Depressing? Frustrating? Yep. But gardening is a proactive hobby, and we roll with the punches. So, what would I advise doing for now? What am I going to do myself?

First, though I feel as bad as you do, I’m not beating myself up. Nobody is judging us on how our gardens look, because this has happened to most of our gardens, from yours and Mama’s to historic and botanic landscapes. My own cluttered botanical collection looks just as bad, or worse.

A lot of best advice boils down to controlling our impulse to do something, right now.
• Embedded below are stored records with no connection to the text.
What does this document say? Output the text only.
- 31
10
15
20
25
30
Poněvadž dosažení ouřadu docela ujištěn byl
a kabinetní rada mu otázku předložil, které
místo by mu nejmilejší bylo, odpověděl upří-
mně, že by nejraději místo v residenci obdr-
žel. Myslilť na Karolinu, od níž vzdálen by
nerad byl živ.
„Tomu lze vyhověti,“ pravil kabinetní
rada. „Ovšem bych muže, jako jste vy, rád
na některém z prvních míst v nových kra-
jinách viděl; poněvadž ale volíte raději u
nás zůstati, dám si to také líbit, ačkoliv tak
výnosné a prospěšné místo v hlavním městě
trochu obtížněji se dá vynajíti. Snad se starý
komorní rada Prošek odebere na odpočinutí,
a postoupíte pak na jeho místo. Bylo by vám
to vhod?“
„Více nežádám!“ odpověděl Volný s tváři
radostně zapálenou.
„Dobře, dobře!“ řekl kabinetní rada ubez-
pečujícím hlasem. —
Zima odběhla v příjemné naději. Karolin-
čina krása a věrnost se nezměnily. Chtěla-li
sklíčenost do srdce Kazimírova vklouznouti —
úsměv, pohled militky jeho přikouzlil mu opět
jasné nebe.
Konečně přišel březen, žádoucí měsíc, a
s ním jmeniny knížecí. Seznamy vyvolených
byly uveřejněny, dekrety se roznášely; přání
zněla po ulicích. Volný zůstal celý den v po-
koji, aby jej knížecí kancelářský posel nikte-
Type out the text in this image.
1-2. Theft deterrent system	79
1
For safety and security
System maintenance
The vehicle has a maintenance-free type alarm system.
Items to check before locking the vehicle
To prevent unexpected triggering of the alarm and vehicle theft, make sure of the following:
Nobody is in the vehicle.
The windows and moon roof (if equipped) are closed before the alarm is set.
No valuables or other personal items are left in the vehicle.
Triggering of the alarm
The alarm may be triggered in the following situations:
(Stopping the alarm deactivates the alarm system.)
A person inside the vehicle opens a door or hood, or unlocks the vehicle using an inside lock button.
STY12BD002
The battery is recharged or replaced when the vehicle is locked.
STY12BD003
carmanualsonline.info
I will cut down the mushy and obviously dead stuff, like normal, and visit a couple of garden centers to see if they have some more pansies and other winter stuff (why sit around and moan? There’s gardening to do!), and most important: Just wait and see on the woody stuff. No hard pruning til spring or even a bit later, to see what has really made it. Sure, you can prune roses like normal next month, and shear any brown stuff of really aggravating plants, but leave most of the woody plants alone so their remaining stems can buffer any hard freezes will most certainly will have.

Take to heart what recently-retired Extension Horticulturist Gary Bachman put so succinctly, “Patience is called for right now.” Our tasks are a combination of doing nothing, cleaning some stuff up, replanting a little for good cheer, doing regular winter garden chores like normal, and waiting till spring to prune iffy shrubs. Good luck.